Durham used possible Russian disinformation while attacking the FBI for using possible Russian disinformation. That may seem confusing, but it helps clarify what the special counsel has been up to for the last four years.Working to arm Donald Trump and his allies with talking points to fault what they call the “weaponization of government,” Durham made himself their weapon.
Barring some unexpected shift in the party, the next GOP president is very likely to follow the example of Viktor Orbán in Hungary, Recep Tayyip Erdoğan in Turkey, Prawo I Sprawiedliwość, and other de-democratizing neo-patrimonial regimes by turning the federal bureaucracy into an arm of the incumbent party. The real question is whether the model will be more personalist (Hungary, Turkey) or party-centric (Poland).
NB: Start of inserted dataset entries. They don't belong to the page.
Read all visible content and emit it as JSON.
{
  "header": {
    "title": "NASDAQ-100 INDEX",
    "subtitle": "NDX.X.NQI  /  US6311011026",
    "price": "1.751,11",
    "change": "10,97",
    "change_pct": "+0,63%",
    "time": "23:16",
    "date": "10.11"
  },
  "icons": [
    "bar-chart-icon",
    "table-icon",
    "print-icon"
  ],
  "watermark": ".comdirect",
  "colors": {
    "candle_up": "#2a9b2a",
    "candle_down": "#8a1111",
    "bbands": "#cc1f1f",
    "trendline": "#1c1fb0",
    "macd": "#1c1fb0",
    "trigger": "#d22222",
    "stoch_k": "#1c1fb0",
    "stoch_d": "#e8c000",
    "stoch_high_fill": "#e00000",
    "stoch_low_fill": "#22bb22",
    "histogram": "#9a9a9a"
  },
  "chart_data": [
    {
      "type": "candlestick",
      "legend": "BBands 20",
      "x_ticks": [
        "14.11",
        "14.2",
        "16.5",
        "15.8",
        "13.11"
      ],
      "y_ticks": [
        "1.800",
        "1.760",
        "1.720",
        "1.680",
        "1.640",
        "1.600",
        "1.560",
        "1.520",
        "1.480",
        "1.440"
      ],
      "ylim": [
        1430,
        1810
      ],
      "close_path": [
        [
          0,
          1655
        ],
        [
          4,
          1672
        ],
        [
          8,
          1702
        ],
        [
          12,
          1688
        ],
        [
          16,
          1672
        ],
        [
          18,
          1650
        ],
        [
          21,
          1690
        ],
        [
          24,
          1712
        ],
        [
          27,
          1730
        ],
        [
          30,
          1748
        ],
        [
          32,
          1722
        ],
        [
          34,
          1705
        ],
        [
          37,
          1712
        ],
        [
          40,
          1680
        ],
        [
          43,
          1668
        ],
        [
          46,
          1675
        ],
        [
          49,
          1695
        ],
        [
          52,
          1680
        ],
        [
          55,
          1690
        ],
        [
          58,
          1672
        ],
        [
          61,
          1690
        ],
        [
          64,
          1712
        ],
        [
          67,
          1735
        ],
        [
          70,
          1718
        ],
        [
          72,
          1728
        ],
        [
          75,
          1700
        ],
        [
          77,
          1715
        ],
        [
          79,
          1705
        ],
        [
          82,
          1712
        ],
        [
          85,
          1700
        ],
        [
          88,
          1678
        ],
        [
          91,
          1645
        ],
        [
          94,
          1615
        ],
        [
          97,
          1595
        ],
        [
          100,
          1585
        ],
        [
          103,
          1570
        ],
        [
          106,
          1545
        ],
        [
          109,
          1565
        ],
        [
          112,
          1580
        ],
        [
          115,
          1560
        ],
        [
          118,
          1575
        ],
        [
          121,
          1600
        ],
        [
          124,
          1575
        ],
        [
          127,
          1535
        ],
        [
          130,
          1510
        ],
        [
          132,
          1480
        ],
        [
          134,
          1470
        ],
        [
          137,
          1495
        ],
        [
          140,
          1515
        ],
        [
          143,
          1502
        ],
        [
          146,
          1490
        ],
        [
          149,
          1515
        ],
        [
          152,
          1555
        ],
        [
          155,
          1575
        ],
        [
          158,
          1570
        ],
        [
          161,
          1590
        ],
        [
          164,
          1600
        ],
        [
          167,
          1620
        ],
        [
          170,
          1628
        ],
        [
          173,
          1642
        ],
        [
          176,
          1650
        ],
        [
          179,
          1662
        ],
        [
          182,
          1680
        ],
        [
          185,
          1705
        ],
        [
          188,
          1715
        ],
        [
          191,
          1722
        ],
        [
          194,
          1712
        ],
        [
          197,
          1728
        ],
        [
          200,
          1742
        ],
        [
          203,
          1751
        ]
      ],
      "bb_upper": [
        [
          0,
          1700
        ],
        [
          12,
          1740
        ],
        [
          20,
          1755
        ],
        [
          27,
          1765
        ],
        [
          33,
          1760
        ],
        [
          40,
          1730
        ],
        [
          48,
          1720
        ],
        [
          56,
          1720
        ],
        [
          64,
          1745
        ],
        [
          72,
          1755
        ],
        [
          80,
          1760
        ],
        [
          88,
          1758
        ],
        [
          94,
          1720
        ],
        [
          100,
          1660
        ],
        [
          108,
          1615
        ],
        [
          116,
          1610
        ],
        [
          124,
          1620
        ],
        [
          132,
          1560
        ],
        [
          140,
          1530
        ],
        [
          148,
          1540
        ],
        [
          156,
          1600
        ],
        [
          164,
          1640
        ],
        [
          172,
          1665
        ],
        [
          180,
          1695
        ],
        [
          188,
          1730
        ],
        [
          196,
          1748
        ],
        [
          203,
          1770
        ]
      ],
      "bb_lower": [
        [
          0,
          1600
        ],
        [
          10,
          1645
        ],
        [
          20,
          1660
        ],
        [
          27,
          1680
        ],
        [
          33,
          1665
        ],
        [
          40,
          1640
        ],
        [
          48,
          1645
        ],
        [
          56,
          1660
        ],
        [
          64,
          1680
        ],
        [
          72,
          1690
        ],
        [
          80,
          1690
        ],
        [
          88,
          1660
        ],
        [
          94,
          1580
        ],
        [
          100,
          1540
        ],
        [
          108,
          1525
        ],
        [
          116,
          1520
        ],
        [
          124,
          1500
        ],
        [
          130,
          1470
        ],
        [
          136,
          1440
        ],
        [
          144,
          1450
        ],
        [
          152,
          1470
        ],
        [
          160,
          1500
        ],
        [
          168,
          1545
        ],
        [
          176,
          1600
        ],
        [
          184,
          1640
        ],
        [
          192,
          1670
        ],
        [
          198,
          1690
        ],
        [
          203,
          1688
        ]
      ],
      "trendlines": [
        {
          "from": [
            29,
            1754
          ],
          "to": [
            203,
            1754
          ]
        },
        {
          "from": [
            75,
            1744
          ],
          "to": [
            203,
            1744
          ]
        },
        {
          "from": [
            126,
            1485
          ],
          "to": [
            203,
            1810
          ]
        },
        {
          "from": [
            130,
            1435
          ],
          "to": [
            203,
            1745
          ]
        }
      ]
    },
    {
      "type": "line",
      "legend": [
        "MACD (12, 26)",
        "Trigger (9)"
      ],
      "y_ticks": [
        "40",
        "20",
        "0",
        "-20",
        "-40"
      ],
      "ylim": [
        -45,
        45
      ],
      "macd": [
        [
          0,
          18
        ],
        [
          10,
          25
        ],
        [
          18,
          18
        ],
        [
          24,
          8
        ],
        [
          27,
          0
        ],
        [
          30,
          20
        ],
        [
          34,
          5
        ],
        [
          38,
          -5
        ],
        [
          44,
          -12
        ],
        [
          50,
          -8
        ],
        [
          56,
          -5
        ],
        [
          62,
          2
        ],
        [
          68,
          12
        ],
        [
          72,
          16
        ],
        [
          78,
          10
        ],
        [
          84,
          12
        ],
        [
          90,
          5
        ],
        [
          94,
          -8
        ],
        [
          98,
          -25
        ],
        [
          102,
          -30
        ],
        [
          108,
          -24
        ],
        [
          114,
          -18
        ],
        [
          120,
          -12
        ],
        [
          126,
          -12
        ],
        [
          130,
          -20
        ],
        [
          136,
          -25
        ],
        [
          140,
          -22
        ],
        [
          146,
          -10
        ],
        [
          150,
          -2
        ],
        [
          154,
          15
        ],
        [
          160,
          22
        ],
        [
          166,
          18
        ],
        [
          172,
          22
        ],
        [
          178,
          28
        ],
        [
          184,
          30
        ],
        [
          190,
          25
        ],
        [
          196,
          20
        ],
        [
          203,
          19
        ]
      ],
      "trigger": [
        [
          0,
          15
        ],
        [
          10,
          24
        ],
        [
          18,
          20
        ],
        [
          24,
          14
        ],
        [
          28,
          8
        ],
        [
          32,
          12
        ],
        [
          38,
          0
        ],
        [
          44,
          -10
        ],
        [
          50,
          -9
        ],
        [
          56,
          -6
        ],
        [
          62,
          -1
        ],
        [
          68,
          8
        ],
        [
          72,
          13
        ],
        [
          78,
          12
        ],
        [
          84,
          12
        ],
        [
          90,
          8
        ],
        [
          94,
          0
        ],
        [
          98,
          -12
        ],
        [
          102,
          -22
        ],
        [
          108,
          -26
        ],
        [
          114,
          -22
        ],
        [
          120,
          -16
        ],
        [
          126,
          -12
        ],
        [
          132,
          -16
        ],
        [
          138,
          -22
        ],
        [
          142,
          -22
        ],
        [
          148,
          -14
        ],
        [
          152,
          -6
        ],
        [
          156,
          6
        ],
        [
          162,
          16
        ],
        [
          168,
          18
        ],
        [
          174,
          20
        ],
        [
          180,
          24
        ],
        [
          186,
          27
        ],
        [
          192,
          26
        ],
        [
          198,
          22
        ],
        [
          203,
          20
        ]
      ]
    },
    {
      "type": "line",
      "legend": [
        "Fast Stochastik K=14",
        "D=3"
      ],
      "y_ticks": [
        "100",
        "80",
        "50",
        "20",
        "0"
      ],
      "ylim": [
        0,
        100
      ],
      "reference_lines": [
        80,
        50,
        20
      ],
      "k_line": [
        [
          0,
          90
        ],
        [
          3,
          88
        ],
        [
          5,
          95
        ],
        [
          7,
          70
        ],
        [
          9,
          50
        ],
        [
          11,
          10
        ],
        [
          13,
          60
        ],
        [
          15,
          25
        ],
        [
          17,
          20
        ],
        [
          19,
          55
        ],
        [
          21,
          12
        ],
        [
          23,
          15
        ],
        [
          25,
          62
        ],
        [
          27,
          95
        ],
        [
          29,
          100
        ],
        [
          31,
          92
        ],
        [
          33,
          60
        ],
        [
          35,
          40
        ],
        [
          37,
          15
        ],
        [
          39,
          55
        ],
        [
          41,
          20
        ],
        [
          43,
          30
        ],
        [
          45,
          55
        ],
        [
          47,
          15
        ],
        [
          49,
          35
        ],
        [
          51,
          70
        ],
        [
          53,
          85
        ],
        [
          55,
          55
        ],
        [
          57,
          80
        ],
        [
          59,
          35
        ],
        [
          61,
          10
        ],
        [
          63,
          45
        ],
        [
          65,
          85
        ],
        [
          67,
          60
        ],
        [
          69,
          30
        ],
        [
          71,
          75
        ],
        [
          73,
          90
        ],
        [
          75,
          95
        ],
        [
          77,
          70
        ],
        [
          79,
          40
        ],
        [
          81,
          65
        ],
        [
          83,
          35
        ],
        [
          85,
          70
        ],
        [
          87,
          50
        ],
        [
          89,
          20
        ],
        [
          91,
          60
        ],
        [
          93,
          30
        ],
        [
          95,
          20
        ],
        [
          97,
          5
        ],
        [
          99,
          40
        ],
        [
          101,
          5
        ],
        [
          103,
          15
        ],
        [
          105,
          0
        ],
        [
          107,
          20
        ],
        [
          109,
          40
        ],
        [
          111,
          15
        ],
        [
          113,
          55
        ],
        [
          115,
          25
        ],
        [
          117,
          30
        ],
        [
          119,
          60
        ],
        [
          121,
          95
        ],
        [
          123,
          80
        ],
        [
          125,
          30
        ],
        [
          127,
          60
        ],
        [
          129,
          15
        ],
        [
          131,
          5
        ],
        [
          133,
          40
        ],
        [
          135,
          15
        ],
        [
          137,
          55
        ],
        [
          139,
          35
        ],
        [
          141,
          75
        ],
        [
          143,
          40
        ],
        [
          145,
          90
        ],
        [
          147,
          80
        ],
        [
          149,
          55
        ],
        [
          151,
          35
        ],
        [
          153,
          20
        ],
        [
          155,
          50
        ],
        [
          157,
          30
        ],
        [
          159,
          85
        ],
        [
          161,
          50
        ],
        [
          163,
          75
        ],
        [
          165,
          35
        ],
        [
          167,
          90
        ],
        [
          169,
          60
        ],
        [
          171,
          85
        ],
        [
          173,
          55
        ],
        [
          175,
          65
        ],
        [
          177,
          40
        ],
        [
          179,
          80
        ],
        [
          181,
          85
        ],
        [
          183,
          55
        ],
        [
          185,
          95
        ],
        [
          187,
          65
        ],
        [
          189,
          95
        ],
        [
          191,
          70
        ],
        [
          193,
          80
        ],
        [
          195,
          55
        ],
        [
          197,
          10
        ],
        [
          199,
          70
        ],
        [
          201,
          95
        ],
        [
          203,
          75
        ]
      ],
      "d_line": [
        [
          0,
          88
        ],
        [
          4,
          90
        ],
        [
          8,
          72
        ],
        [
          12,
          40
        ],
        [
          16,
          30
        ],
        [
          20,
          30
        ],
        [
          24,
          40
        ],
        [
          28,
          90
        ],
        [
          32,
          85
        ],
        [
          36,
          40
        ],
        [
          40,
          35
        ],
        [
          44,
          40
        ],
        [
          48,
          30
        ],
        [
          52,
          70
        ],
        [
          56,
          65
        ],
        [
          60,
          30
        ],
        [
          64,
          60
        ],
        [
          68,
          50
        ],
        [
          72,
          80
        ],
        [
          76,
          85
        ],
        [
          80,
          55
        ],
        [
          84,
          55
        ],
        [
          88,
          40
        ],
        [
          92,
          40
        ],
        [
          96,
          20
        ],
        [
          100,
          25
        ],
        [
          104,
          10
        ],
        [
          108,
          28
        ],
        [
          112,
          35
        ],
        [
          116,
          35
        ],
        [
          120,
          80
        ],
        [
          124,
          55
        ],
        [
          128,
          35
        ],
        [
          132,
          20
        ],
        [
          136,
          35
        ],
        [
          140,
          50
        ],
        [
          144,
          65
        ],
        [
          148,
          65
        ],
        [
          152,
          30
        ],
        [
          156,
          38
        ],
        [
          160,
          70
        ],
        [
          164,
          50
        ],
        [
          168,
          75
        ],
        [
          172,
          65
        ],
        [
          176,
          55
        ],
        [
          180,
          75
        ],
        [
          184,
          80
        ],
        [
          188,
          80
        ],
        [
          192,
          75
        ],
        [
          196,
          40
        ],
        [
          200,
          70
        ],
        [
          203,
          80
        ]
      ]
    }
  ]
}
The GOP was already headed in this direction before 2016, but since then its deactivated the breaks, slammed on the accelerator, thrown away the steering wheel. At this point, it seems overdetermined. The destruction of an independent civil service brings with it many opportunities to extract rents and secure spoils. Reactionary ideologues, channeled by DeSantis, want to use the unchecked power of the state to restore “traditional” culture. The myth of the corrupt “deep state”—which, in turn, means that the next Republican president must purge it—exonerates Trump; it also suggests that he is a “victim” of the same forces that are supposedly persecuting his supporters.
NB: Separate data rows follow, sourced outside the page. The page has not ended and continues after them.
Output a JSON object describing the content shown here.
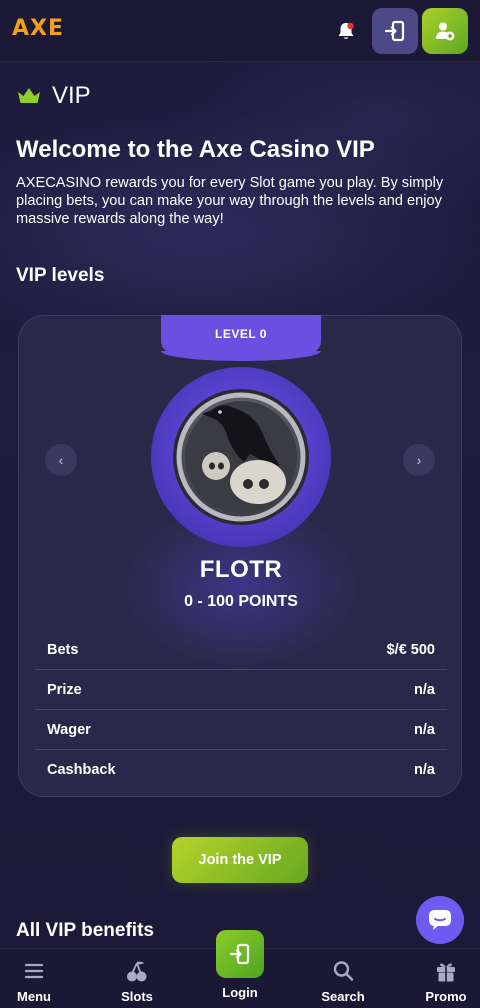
{
  "header": {
    "logo_text": "AXE",
    "icons": [
      "bell-icon",
      "login-icon",
      "add-user-icon"
    ]
  },
  "vip": {
    "title": "VIP",
    "welcome_title": "Welcome to the Axe Casino VIP",
    "intro": "AXECASINO rewards you for every Slot game you play. By simply placing bets, you can make your way through the levels and enjoy massive rewards along the way!"
  },
  "levels": {
    "heading": "VIP levels",
    "current": {
      "tab_label": "LEVEL 0",
      "name": "FLOTR",
      "points": "0 - 100 POINTS",
      "stats": [
        {
          "label": "Bets",
          "value": "$/€ 500"
        },
        {
          "label": "Prize",
          "value": "n/a"
        },
        {
          "label": "Wager",
          "value": "n/a"
        },
        {
          "label": "Cashback",
          "value": "n/a"
        }
      ]
    }
  },
  "join_button": "Join the VIP",
  "benefits_heading": "All VIP benefits",
  "bottom_nav": [
    {
      "label": "Menu",
      "icon": "menu-icon"
    },
    {
      "label": "Slots",
      "icon": "cherries-icon"
    },
    {
      "label": "Login",
      "icon": "login-icon"
    },
    {
      "label": "Search",
      "icon": "search-icon"
    },
    {
      "label": "Promo",
      "icon": "gift-icon"
    }
  ],
  "colors": {
    "background": "#1e1b3a",
    "accent_purple": "#6a4fe0",
    "accent_green": "#8ccc2a",
    "logo_orange": "#f6a019"
  }
}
It might seem ironic, if not downright Orwellian, that the “Select Subcommittee on the Weaponization of the Federal Government” is, for all intents and purposes, the “Select Subcommittee for the Weaponization of the Federal Government.” But that’s how this process always works: authoritarians attack the rule of law in the name of restoring it, and dismantle democracy in the name of defending it.
So whatever schadenfreude one feels at Durham’s fumbling, one should keep in mind two things. First, Republican viewers watched, both figuratively and literally, a different hearing. Second, there is a very good chance that Durham’s Report is a preview of many future investigations… and prosecutions.